In vitro fertilization policy is quickly becoming one of the more divisive issues occupying the Trump administration: sweeping policy changes around the procedure are presently under discussion at the White House, policy changes that could include the passage of a law requiring private insurance companies to cover I.V.F. procedures.
Proponents and opponents of the procedure both have their reasons for their positions, and they run across a wide spectrum. The former sometimes talk about rights and autonomy – the right of a couple to have a child, to have the burden of suffering childlessness lifted – or they dip into the current population growth problem, the fact that birth rates around the world have hit something of a crisis point for sustaining an adequate population size for the size of the economy. Thus, we should support childbearing efforts in every way we can. The latter suggest otherwise – I.V.F. is a relatively new procedure, they argue, and its risks and side effects for both mother and child haven’t been adequately researched to justify medical professionals and policymakers throwing open the doors to it. There’s also the massive, massive number of embryos that are discarded as a byproduct of the procedure, which, they suggest, is an evil that should make us blanch.
When it comes to an issue like this, addressing these layers of concern can begin to feel like playing a game of political Whack-a-Mole. There are lots of areas one could wade into debate over, lots of issues one could take a “whack” at first. Where does one begin?
For a Christian, there’s a clear order to follow: we start, always, in first principles. Here, the fundamental question is over whether we’re dealing with immortal souls – when it comes to these embryos, to the lives of the parents conceiving them, to the individuals handling the care and well-being of both. If we are dealing with immortal souls, then life and death have to be handled in a certain way, because those souls come from and will return to God and be made answerable to him. Human lives, then, have a meaning beyond utility, beyond an economically stable society, beyond even the psychological consequences that may come from an infertility diagnosis. Our lives are the Lord’s – full stop. We, as a result, don’t have the authority to artificially start and end them.

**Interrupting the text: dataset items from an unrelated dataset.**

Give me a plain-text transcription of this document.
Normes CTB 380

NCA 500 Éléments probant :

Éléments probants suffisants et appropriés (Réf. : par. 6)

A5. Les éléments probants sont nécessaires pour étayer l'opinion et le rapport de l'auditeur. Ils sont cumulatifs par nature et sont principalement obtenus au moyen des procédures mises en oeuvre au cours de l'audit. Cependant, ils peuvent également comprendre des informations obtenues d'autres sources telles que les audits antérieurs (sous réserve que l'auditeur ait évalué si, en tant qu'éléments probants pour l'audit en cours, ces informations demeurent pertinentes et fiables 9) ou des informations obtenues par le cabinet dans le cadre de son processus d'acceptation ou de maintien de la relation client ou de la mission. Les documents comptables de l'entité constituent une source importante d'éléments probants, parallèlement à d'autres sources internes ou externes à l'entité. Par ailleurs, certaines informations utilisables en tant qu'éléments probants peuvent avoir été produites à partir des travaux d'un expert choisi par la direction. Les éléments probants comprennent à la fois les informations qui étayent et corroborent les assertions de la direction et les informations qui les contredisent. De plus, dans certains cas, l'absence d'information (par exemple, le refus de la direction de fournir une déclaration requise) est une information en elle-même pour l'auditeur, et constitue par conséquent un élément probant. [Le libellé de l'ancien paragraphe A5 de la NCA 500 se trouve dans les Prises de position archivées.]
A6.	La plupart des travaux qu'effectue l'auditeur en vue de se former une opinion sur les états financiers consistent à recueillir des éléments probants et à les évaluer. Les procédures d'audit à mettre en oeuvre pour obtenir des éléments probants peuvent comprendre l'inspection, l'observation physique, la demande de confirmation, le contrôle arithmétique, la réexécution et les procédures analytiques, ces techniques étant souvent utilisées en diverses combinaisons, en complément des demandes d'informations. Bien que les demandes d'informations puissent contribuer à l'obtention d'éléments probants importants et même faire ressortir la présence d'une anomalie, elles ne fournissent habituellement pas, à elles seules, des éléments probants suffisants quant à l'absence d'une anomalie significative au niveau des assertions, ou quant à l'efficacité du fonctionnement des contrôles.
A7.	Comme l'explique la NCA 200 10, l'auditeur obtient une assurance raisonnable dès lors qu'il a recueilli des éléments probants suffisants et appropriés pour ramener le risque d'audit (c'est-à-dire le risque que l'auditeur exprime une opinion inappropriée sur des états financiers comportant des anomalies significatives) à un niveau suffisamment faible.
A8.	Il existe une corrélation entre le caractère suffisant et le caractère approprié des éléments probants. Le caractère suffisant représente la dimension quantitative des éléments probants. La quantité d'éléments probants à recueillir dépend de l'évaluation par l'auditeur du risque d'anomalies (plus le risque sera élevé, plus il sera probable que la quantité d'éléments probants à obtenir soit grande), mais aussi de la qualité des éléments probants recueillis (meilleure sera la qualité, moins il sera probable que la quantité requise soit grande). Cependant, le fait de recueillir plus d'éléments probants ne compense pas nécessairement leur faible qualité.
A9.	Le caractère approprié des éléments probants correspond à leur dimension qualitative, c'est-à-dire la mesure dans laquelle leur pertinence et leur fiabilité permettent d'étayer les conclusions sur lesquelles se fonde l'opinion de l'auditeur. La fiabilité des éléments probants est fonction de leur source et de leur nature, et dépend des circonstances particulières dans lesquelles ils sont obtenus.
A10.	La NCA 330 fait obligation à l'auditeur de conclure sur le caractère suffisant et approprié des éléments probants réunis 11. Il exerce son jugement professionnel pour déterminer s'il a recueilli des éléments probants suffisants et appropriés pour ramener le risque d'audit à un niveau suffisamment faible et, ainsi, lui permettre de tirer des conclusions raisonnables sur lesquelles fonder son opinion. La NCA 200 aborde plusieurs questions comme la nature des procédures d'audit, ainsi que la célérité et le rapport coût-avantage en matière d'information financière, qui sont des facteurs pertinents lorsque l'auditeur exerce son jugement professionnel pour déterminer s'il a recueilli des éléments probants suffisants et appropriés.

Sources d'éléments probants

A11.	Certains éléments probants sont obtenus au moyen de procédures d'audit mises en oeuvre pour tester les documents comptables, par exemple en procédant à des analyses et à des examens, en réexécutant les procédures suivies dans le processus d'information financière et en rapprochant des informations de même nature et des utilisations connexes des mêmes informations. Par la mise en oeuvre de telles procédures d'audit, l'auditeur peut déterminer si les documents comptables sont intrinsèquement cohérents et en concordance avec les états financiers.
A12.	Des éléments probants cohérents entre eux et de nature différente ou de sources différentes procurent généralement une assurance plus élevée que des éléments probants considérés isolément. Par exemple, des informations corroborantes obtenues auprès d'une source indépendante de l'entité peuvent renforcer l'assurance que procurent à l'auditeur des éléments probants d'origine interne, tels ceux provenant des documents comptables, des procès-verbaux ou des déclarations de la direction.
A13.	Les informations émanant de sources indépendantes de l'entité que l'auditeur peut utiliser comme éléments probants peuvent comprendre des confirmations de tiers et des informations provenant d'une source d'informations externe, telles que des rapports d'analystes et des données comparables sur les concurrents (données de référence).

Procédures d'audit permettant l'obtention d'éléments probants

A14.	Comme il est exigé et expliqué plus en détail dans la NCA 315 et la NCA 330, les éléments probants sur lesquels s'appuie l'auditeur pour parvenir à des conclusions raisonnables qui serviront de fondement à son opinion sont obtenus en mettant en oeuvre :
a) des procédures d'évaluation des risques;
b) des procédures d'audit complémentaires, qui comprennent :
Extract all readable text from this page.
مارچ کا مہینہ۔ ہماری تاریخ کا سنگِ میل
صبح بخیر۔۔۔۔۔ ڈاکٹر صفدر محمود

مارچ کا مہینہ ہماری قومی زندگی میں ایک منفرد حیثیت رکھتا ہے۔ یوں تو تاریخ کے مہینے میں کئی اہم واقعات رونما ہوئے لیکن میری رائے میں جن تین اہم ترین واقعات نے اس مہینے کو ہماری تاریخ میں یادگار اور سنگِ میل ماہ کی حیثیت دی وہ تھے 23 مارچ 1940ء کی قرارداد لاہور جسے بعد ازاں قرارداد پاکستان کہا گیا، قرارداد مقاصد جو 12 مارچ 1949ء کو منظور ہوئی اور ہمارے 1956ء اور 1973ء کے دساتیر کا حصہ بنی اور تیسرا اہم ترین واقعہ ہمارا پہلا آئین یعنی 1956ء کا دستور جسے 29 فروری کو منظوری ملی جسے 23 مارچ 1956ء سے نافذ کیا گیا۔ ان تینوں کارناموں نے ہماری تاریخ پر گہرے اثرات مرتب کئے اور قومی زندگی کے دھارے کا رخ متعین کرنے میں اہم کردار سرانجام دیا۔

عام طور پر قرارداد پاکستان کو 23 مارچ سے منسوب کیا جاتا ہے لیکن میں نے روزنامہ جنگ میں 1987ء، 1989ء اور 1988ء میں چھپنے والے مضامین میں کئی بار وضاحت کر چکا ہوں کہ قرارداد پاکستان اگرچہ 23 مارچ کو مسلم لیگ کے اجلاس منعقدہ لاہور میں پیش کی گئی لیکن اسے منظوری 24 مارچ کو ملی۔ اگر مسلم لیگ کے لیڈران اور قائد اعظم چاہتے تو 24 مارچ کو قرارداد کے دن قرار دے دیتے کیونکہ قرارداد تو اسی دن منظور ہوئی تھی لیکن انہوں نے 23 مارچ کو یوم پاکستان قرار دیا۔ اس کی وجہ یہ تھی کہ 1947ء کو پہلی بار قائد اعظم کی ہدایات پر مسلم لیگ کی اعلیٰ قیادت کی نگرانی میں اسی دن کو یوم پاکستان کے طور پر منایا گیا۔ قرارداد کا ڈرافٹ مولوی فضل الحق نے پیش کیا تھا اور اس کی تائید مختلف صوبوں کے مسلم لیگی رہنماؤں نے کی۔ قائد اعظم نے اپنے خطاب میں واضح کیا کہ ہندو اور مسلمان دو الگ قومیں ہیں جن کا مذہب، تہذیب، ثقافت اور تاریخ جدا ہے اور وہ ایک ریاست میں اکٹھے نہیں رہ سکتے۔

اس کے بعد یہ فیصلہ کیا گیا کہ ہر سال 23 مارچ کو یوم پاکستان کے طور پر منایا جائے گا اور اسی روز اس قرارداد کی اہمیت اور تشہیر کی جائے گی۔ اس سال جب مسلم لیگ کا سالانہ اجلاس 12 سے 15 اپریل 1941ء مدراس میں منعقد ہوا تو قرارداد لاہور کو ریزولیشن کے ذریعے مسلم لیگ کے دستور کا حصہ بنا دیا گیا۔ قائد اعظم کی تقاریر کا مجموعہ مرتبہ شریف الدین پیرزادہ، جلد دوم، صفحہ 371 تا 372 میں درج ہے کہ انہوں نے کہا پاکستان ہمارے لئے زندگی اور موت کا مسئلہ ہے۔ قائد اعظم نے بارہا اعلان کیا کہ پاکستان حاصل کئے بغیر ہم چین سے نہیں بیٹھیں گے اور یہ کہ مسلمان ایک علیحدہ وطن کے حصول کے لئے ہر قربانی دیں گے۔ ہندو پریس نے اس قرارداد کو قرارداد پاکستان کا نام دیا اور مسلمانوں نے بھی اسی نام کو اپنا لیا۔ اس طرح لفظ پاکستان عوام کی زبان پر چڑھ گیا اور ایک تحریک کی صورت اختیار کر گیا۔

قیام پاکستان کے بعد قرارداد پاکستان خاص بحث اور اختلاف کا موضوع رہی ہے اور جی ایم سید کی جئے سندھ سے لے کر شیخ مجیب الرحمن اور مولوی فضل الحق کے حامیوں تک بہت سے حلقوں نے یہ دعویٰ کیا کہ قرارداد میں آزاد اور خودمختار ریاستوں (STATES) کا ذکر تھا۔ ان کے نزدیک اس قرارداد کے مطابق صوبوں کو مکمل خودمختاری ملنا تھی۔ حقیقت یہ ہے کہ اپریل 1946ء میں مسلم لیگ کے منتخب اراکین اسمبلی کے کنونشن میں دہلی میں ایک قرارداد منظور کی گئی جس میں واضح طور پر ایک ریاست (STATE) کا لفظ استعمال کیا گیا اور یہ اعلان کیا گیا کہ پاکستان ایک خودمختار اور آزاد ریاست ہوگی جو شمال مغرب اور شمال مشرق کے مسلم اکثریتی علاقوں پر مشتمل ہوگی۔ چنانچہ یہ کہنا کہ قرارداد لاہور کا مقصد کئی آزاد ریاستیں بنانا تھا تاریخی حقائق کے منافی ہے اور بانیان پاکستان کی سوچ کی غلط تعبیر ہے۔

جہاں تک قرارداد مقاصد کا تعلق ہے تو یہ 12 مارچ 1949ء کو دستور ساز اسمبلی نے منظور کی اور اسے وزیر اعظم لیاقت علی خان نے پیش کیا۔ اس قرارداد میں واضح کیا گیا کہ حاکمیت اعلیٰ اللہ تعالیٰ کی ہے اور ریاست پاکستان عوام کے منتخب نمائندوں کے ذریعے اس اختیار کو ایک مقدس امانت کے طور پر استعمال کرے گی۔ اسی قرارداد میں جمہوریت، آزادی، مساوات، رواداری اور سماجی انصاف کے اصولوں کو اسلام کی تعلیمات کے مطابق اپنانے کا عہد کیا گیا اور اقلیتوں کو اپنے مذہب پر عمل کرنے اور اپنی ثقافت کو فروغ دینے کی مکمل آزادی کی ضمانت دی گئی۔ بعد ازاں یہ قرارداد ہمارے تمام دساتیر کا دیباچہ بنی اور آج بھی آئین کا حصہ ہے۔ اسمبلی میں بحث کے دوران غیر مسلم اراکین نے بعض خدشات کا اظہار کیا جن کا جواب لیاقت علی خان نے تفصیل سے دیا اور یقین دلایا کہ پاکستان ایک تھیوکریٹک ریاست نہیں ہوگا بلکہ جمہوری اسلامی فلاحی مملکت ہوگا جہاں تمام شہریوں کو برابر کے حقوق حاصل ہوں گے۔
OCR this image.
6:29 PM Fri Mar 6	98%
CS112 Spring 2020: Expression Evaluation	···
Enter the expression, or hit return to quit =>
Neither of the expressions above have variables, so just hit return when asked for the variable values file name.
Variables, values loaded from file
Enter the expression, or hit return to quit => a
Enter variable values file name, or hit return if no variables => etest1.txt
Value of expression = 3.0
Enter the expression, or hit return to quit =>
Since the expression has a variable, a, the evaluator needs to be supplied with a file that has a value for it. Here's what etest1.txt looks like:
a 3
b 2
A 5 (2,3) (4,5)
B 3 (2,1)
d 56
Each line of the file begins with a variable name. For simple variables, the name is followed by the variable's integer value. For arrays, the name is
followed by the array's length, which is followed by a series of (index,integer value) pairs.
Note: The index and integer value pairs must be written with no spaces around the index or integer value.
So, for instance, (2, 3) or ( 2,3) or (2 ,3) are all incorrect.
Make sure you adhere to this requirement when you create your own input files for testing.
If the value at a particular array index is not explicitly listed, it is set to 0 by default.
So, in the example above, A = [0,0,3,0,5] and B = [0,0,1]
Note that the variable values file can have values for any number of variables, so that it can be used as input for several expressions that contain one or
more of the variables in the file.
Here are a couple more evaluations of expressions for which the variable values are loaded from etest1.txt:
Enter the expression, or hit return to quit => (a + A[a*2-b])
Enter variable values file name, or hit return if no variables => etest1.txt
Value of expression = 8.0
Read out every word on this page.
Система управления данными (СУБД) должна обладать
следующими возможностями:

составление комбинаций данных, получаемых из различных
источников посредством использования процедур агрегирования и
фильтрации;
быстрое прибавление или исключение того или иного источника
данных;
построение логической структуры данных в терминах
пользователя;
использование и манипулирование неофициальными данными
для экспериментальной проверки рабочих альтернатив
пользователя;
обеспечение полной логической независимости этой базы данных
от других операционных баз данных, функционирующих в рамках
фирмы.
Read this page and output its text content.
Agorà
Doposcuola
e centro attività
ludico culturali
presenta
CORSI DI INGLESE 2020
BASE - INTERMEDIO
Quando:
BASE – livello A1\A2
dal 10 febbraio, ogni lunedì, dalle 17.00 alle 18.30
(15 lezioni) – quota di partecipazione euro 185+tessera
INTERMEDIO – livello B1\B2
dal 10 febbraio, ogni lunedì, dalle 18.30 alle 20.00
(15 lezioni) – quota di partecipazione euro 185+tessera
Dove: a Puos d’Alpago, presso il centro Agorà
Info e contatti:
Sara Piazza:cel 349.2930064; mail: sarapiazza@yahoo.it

Lots of us know these things, of course. But insisting on this kind of a point – a point rooted in first principles – is a practice we can draw from this debate and apply to lots of other political and social issues. The layers of economic, political, or social concern that otherwise get piled on top of such topics are not immaterial to Christians. But the problem is that planting one’s flag too firmly in (for instance) the lacking I.V.F. research camp is that those tables can too easily turn: someday there may be lots of research available on the procedure’s long-term health effects, for good or for ill, and then we’ll be made to shuffle our position.
So the key is to keep in view those most fundamental realities, those most fundamental truths, and what they immediately demand of us. We are eternal beings headed for an eternal life, and so the decisions we make have consequences not just in the here and now but for the life after death we’re making our way toward. That’s a truth that will never change, and one to which we don’t have to hesitate to stake a firm, clear, insistent claim.